Essa receita vem dos tempos em que, primeiro, se cortava a lenha, acendia-se o fogo e, só depois, começava-se a cozinhar em fogo lento. A paciência garante um cozimento lento e uniforme, que desperta os sentidos para provar novas experiências. Ao final de um ano, é preciso estar alerta para a receita não queimar devido ao cansaço que ameaça tomar conta. Com tudo preparado, convidamos a todos os envolvidos para a partilha. Nessa hora, saberes e sabores se misturam e percebemos que cada ingrediente foi fundamental para a construção do banquete de ensinar e aprender. Se avaliarmos o aprendizado do sabor e sentirmos falta de algo, ainda teremos tempo para preparar molhos de reelaboração constante com base na escuta, na reflexão e na ousadia. Esses molhos nos ajudam a compreender a receita do ano docente como uma partilha nutritiva de gostos, intencionalidades e gestos transformadores.

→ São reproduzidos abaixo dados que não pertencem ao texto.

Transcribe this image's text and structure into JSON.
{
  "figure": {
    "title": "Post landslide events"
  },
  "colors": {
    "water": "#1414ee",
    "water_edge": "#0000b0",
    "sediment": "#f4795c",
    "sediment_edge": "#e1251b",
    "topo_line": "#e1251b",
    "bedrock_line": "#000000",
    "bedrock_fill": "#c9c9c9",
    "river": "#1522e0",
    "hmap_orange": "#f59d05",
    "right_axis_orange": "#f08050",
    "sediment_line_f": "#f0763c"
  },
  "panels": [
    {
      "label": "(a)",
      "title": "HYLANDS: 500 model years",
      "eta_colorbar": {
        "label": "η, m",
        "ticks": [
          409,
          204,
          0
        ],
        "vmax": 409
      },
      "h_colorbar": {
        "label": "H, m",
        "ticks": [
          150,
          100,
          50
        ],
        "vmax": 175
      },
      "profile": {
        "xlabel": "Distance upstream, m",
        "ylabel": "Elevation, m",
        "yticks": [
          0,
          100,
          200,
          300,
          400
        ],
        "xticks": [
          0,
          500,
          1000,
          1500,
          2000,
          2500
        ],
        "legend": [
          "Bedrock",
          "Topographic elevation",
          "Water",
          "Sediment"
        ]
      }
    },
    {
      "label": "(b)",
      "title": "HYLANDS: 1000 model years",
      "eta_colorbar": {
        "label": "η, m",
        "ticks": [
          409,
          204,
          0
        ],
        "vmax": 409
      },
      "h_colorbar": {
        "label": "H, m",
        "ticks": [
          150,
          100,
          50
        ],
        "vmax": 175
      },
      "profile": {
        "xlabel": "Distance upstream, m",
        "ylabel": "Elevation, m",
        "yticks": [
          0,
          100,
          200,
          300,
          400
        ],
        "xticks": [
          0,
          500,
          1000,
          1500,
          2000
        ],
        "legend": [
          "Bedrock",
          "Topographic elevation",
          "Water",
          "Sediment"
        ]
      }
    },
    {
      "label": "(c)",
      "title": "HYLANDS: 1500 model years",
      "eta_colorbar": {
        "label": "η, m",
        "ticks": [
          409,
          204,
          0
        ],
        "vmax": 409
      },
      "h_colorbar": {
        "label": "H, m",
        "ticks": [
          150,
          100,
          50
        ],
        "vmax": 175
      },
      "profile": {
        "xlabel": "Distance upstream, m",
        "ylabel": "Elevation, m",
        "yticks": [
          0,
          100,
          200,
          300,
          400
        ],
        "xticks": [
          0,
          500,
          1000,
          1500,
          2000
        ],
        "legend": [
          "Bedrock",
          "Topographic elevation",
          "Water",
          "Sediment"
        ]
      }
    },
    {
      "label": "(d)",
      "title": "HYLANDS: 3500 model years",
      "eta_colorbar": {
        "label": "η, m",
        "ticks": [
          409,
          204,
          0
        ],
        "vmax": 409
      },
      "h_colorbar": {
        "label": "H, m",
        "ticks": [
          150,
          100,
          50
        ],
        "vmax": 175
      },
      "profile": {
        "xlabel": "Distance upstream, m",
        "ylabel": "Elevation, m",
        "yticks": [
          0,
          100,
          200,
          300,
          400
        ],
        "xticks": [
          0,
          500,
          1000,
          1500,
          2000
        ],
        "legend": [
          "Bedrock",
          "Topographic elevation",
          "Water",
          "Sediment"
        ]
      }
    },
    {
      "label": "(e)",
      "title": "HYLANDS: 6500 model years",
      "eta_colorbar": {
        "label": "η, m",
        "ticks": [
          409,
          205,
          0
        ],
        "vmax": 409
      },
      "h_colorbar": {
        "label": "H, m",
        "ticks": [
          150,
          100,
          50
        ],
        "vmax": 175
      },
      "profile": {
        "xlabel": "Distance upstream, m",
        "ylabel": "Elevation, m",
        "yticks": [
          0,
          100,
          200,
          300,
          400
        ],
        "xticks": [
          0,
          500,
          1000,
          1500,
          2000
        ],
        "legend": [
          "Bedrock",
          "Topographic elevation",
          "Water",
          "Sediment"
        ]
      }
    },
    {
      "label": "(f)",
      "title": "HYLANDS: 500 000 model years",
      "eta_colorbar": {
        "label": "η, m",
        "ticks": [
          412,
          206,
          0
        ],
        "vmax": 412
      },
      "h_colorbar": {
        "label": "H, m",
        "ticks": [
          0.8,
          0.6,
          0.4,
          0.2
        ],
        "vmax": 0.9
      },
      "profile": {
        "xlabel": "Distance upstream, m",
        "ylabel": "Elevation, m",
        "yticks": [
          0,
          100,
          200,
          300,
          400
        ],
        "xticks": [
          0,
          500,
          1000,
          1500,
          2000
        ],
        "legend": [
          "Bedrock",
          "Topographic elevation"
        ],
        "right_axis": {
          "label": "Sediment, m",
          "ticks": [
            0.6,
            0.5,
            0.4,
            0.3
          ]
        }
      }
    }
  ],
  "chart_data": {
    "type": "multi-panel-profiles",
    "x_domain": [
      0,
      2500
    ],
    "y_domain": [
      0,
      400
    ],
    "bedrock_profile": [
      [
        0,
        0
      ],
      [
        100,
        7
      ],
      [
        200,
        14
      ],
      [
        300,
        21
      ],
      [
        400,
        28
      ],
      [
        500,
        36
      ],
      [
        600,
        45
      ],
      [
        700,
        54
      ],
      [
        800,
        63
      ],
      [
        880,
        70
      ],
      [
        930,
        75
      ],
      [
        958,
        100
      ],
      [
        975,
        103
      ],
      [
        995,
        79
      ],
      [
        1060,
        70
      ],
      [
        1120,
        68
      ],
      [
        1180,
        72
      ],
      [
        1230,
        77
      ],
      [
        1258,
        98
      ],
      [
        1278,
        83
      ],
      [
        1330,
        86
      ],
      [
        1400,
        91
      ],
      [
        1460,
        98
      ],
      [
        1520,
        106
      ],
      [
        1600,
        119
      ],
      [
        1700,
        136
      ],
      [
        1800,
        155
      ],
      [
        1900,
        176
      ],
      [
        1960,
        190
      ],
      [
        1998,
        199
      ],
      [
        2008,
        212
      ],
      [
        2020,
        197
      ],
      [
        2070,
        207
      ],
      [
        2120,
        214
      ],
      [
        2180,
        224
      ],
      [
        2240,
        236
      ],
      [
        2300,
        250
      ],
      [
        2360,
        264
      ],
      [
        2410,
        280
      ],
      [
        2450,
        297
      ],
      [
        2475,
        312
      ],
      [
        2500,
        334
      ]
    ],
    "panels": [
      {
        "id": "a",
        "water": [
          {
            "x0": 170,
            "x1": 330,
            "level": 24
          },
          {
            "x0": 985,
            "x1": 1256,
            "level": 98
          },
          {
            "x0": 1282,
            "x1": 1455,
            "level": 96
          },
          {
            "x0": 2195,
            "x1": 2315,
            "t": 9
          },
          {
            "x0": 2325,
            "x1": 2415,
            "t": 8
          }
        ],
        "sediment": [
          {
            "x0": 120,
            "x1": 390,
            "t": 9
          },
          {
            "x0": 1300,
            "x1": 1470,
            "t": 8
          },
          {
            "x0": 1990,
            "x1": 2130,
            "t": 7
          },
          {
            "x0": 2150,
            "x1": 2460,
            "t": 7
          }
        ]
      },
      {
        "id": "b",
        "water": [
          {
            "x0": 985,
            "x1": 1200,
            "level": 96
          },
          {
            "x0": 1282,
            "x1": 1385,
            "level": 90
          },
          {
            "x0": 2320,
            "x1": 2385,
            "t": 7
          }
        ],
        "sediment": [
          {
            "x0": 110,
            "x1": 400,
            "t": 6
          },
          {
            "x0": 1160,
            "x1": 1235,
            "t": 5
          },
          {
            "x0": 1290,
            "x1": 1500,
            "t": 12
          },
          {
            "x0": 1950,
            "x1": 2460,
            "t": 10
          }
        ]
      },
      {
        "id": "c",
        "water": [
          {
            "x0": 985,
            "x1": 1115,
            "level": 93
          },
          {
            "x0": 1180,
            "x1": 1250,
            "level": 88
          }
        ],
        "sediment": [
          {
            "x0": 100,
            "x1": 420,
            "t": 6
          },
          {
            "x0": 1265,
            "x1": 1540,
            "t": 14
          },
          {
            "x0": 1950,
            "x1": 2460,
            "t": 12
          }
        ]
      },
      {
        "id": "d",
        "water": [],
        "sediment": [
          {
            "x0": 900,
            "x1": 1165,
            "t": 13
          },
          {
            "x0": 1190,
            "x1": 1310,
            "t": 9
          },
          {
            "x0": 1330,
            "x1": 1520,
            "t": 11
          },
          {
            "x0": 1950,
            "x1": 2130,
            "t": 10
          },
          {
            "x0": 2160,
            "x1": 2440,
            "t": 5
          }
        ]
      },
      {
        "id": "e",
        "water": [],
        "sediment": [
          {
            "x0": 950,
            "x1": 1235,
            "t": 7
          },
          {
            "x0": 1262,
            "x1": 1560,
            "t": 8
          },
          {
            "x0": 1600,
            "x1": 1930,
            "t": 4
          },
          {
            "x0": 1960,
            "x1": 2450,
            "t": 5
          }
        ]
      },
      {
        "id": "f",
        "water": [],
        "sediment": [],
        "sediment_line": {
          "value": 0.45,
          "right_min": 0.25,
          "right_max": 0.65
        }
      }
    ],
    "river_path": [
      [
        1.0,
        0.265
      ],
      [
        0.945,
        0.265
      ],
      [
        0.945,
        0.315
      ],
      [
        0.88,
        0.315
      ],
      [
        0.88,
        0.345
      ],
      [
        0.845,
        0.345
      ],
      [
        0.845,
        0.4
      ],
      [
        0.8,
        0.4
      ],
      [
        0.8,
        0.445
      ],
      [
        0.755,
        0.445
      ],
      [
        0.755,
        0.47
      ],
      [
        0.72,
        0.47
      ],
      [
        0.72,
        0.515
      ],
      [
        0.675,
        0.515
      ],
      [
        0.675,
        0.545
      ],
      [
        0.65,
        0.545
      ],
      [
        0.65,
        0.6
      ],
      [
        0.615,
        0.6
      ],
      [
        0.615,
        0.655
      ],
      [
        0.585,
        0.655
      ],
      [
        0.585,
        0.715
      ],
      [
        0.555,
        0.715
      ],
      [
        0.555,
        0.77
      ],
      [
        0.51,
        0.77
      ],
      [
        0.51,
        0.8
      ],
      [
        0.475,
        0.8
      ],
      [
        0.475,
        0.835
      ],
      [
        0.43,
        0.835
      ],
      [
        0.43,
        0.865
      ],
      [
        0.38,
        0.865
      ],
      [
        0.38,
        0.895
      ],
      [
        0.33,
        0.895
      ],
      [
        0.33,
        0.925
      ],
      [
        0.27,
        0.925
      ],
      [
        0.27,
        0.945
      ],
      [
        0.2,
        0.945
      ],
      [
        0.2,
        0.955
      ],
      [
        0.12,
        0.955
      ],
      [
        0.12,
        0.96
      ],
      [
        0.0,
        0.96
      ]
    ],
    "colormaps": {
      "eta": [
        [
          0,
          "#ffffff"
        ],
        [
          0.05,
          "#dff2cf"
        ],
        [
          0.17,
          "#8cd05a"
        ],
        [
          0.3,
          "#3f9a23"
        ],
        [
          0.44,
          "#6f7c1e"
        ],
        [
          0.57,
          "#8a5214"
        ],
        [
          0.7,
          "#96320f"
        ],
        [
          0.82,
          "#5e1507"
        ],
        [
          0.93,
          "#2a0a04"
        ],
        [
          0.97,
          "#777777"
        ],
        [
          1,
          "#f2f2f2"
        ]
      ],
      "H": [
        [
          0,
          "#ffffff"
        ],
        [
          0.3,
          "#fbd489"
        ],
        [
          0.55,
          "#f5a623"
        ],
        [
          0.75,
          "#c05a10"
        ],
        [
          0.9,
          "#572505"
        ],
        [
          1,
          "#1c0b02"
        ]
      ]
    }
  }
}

Finalizo este texto sentindo o sabor dessa receita e os aprendizados que ela me trouxe até aqui. Ouvir os desafios das práticas de tantos colegas professores foi fundamental para que esta partilha me ensinasse modos de cozimento que refletem práticas de um coletivo de professores presente nas reflexões aqui construídas. Tais reflexões despertaram meu olhar para a transformação presente nos desafios cotidianos, me mostrando que a transformação se faz a cada palavra, a cada pitada e a cada movimento de sovar o conhecimento. Como diria a minha avó, cada cozinheiro acrescenta um segredo único em sua receita. E você, professor, o que vê sendo essencial na receita de um ano docente transformador?

Abr@ço forte e sigamos reelaborando essa receita!

(Eu sou Cristiene Carvalho, arte educadora, pedagoga, mestre e doutoranda em Educação. Compreendo a Educação enquanto possibilidade de transformação do mundo. Em minha prática, oscilo entre a indignação diante das injustiças e a boniteza de acreditar nos sonhos (im)possíveis.)